Using the config file (/etc/motion/motion.config) you can set some variables such as authentication, camera device, etc.
For my simple config there are a few things I set.
webcontrol_authentication: I add a username and password so that the page is not open.
videodevice: default is /dev/video0 but this may change if you also have a pi-camera. I am running only a single usb video. Having multiple may require configuring the camera config files.
v4l2_palette 17 - This uses palette YU12 and was the default when I installed motion.
The other thing I did was changing the names of some of the output files. This limits the amount of files actual gathered for both viewing and sreaming.
For the movie_filename I went with a single file to keep accumulated files from building up.
For picture_filename I went with simply LiveFeed-%q. This limits the amount of images saved. I prefer it to overwrite existing instead of creating new files on a date range. You can leave dated filenames if you need to view historically, but I have no real need for that. This keeps my directory right around 25 files.

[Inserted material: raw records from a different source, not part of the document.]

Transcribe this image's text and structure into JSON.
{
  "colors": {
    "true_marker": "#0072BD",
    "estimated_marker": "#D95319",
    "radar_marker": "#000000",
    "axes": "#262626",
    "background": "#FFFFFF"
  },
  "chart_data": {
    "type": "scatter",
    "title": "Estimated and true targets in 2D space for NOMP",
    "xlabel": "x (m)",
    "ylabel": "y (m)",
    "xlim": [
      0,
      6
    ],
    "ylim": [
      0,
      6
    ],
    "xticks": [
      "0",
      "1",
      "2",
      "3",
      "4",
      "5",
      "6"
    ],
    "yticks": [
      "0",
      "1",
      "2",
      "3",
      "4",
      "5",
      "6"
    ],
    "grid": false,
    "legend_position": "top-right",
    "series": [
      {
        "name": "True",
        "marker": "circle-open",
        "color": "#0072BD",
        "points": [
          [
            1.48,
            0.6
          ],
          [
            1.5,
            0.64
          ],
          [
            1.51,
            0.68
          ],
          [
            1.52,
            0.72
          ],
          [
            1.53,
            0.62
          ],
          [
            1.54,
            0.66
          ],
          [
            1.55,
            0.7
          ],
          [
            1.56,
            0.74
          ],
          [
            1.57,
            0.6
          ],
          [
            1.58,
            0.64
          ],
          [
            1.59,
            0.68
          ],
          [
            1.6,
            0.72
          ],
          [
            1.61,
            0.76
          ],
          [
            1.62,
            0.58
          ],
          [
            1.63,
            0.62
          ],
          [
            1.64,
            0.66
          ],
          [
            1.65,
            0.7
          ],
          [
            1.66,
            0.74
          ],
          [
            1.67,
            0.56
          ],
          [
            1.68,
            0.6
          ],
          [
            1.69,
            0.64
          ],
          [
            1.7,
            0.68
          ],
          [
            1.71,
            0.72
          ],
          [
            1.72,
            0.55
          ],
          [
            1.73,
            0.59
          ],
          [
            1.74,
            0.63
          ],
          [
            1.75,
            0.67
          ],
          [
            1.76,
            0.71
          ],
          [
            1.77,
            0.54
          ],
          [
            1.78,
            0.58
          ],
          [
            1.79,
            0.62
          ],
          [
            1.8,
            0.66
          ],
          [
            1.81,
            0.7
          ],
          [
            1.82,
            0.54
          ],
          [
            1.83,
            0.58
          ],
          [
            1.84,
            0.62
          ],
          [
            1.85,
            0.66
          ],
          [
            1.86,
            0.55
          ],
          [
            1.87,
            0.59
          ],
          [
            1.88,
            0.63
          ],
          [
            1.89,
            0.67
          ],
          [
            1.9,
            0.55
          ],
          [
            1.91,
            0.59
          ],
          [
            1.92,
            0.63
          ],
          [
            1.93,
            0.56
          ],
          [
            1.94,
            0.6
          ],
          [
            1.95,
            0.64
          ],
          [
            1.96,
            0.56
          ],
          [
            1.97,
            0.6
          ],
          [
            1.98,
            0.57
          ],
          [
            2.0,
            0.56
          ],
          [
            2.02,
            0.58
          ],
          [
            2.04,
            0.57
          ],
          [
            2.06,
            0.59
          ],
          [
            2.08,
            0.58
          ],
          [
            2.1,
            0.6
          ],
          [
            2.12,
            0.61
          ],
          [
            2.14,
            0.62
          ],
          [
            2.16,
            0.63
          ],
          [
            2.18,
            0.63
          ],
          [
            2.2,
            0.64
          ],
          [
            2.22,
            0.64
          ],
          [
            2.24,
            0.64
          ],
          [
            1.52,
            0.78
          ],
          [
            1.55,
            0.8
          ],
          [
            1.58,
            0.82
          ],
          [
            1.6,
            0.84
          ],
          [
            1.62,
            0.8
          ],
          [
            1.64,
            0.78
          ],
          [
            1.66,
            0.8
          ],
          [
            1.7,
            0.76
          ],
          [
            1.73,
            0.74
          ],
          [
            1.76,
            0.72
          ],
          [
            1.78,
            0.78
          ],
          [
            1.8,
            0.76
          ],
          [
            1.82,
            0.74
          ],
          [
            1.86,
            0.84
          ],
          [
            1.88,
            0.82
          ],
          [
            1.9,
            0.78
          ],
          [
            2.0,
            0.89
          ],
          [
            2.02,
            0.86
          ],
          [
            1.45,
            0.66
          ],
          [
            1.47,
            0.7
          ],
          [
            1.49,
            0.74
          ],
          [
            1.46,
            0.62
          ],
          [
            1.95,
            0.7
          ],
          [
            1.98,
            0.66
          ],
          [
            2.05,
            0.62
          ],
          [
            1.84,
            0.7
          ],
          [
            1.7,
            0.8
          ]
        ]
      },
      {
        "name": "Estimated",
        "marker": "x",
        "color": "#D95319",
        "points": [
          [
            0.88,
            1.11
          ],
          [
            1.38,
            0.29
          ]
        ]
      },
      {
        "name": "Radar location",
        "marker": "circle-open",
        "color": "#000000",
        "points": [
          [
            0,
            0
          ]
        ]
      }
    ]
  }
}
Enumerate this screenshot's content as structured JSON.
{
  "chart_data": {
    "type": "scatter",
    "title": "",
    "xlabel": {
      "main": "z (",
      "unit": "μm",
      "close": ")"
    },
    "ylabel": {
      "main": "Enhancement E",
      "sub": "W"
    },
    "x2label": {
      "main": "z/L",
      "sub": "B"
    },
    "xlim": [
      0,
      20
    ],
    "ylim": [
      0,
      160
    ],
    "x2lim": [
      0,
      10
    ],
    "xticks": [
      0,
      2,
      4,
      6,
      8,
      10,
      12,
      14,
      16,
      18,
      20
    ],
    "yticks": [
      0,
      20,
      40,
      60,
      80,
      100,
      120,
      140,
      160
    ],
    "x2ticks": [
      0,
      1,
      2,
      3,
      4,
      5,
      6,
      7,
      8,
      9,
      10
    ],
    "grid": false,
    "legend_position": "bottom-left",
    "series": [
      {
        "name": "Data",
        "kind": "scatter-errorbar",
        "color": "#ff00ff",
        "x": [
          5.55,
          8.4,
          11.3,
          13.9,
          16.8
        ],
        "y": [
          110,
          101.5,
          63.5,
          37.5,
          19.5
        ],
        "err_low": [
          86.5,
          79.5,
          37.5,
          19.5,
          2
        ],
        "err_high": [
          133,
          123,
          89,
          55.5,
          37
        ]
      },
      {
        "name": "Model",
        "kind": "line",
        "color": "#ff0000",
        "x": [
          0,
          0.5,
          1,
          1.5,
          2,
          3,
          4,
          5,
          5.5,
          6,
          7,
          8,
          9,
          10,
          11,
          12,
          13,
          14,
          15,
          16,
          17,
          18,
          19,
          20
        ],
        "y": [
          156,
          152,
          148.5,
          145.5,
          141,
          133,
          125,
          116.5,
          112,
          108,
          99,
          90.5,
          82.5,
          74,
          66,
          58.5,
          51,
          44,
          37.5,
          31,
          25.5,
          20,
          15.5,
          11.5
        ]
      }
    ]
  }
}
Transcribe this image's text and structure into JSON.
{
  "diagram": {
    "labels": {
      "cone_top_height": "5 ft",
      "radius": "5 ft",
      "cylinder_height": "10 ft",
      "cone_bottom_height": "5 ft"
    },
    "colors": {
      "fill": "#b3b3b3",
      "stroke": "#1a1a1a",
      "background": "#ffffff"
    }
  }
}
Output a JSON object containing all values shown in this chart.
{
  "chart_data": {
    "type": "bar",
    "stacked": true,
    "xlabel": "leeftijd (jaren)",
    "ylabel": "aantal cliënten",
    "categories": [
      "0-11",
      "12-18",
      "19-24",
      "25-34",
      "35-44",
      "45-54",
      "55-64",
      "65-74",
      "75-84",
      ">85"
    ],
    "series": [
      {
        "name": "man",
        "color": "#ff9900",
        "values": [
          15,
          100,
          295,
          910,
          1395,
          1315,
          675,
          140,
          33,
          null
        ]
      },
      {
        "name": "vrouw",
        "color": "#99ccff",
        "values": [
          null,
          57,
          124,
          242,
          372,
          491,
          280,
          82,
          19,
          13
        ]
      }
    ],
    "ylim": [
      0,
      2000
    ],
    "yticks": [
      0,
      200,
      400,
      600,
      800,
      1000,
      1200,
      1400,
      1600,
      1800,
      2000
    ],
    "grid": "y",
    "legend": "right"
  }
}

I also set snapshot_filename to just lastsnap. Again, no need to accumulate those files.

Image/Video Output

The default output is to the /var/lib/motion directory. You can change this in the config file but will need to insure that the account running the daemon has access to read and write files to a different directory. I believe the default account will be motion. You will want to keep an eye on this location to insure you are not collecting to many files. As mentioned above, this can be controlled via the configuration. If you are not pointing to attached storage, this can eat up your micros SD pretty quick.
These will change case by case depending on the quality of your camera and size of images it is capable of taking. I am currently using a Logitech HD USB camera and the directory maintains fairly consistent at approximately 10MB in size. You can also change the amount of motion in percentage that reflects a change. No reason to continuously capture an image that is not changing which saves on processing power used by the pi. This is probably one of the best features I like about Motion and it seems to work quite well. Hats off to the developers, as I mentioned it is a well written program.